The technique, which scientists said would not create a ‘three parent child’, helps prevent women with faulty mitochondria, the energy source in a cell, from passing on to their babies defects that can result in such diseases as muscular dystrophy, epilepsy, heart problems and mental retardation.
About one in 200 children is born every year in Britain with a mitochondrial disorder.
Scientists would take only the healthy genetic material from the egg or embryo of a mother suffering from the disease.
They can then transfer that into a donor egg or embryo that still has its healthy mitochondria but has had the rest of its key DNA removed. Scientists said that the actual DNA from the donor is minimal, making the three parent child claim inaccurate.
The fertilised embryo is then transferred into the womb of the mother.
The technique still has to be passed by parliament, but earlier this year the UK’s fertility regulator said it found most people supported the new in vitro fertilisation methods after a public consultation that included hearings and written submissions.
British law forbids altering a human egg or an embryo before transferring it into a woman, so such treatments are currently only allowed for research.

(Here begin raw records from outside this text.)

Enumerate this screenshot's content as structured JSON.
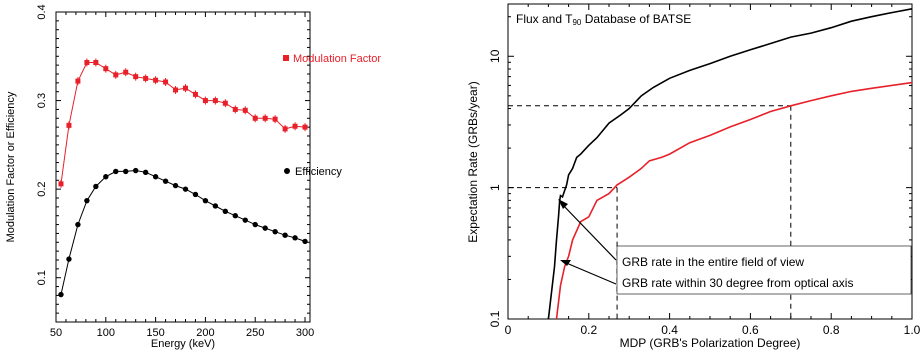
{
  "colors": {
    "red": "#e8202a",
    "black": "#000000"
  },
  "chart_data": [
    {
      "type": "line",
      "xlabel": "Energy (keV)",
      "ylabel": "Modulation Factor or Efficiency",
      "xlim": [
        50,
        305
      ],
      "ylim": [
        0.05,
        0.4
      ],
      "xticks": [
        50,
        100,
        150,
        200,
        250,
        300
      ],
      "yticks": [
        0.1,
        0.2,
        0.3,
        0.4
      ],
      "ytick_labels": [
        "0.1",
        "0.2",
        "0.3",
        "0.4"
      ],
      "series": [
        {
          "name": "Modulation Factor",
          "color": "#e8202a",
          "marker": "square",
          "x": [
            55,
            63,
            72,
            81,
            90,
            100,
            110,
            120,
            130,
            140,
            150,
            160,
            170,
            180,
            190,
            200,
            210,
            220,
            230,
            240,
            250,
            260,
            270,
            280,
            290,
            300
          ],
          "y": [
            0.206,
            0.272,
            0.322,
            0.343,
            0.343,
            0.336,
            0.329,
            0.332,
            0.327,
            0.325,
            0.323,
            0.321,
            0.312,
            0.314,
            0.307,
            0.3,
            0.3,
            0.297,
            0.29,
            0.289,
            0.28,
            0.28,
            0.279,
            0.268,
            0.271,
            0.27
          ]
        },
        {
          "name": "Efficiency",
          "color": "#000000",
          "marker": "circle",
          "x": [
            55,
            63,
            72,
            81,
            90,
            100,
            110,
            120,
            130,
            140,
            150,
            160,
            170,
            180,
            190,
            200,
            210,
            220,
            230,
            240,
            250,
            260,
            270,
            280,
            290,
            300
          ],
          "y": [
            0.081,
            0.121,
            0.16,
            0.187,
            0.203,
            0.214,
            0.22,
            0.22,
            0.221,
            0.219,
            0.214,
            0.209,
            0.204,
            0.2,
            0.194,
            0.187,
            0.181,
            0.175,
            0.17,
            0.165,
            0.16,
            0.156,
            0.152,
            0.148,
            0.145,
            0.141
          ]
        }
      ]
    },
    {
      "type": "line",
      "title": "Flux and T",
      "title_sub": "90",
      "title_rest": " Database of BATSE",
      "xlabel": "MDP (GRB's Polarization Degree)",
      "ylabel": "Expectation Rate (GRBs/year)",
      "xlim": [
        0,
        1
      ],
      "ylim": [
        0.1,
        25
      ],
      "yscale": "log",
      "xticks": [
        0,
        0.2,
        0.4,
        0.6,
        0.8,
        1.0
      ],
      "xtick_labels": [
        "0",
        "0.2",
        "0.4",
        "0.6",
        "0.8",
        "1.0"
      ],
      "yticks": [
        0.1,
        1,
        10
      ],
      "ytick_labels": [
        "0.1",
        "1",
        "10"
      ],
      "series": [
        {
          "name": "GRB rate in the entire field of view",
          "color": "#000000",
          "x": [
            0.1,
            0.115,
            0.12,
            0.125,
            0.128,
            0.13,
            0.135,
            0.14,
            0.145,
            0.15,
            0.16,
            0.17,
            0.18,
            0.2,
            0.22,
            0.25,
            0.28,
            0.3,
            0.33,
            0.36,
            0.4,
            0.45,
            0.5,
            0.55,
            0.6,
            0.65,
            0.7,
            0.75,
            0.8,
            0.85,
            0.9,
            0.95,
            1.0
          ],
          "y": [
            0.1,
            0.25,
            0.4,
            0.6,
            0.8,
            0.87,
            0.85,
            0.95,
            1.05,
            1.25,
            1.4,
            1.7,
            1.8,
            2.1,
            2.4,
            3.1,
            3.6,
            4.0,
            5.0,
            5.8,
            6.8,
            7.8,
            8.8,
            10.0,
            11.2,
            12.5,
            14.0,
            15.0,
            16.5,
            18.5,
            20.0,
            21.5,
            23.0
          ]
        },
        {
          "name": "GRB rate within 30 degree from optical axis",
          "color": "#e8202a",
          "x": [
            0.12,
            0.13,
            0.14,
            0.15,
            0.16,
            0.18,
            0.2,
            0.22,
            0.25,
            0.27,
            0.3,
            0.33,
            0.35,
            0.38,
            0.4,
            0.45,
            0.5,
            0.55,
            0.6,
            0.65,
            0.7,
            0.75,
            0.8,
            0.85,
            0.9,
            0.95,
            1.0
          ],
          "y": [
            0.1,
            0.18,
            0.25,
            0.3,
            0.4,
            0.55,
            0.6,
            0.8,
            0.9,
            1.05,
            1.2,
            1.4,
            1.6,
            1.7,
            1.8,
            2.2,
            2.5,
            2.9,
            3.3,
            3.8,
            4.2,
            4.6,
            5.0,
            5.4,
            5.7,
            6.0,
            6.3
          ]
        }
      ],
      "guides": [
        {
          "x": 0.27,
          "y": 1.0
        },
        {
          "x": 0.7,
          "y": 4.2
        }
      ]
    }
  ]
}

“Scientists have developed ground-breaking new procedures which could stop these diseases being passed on, bringing hope to many families seeking to prevent their future children inheriting them,” she said.
Scientists have developed ground-breaking new procedures which could stop these diseases being passed on, bringing hope to many families seeking to prevent their future children inheriting them.
“It’s only right that we look to introduce this life-saving treatment as soon as we can.”
Critics have previously slammed the methods as unethical and said there are other ways for people with genetic problems to have healthy children, like egg donation or tests to screen out potentially problematic embryos.
In response to the public consultation, the charity Christian Medical Fellowship said the techniques were unethical.
“We do not consider that the hunt for ‘therapies’ that might prevent a small number of disabled children (with mitochondrial disease) being born justifies the destruction of hundreds if not thousands of embryonic human lives,” the group said.
Experts said the procedures would likely only be used in about a dozen women every year.
“Many of these (mitochondrial) conditions are so severe that they are lethal in infancy, creating a lasting impact upon the child’s family,” said Alistair Kent, director of the charity, Genetic Alliance UK, in a statement.
“An added option for families at risk of having a child with such a condition is welcome.”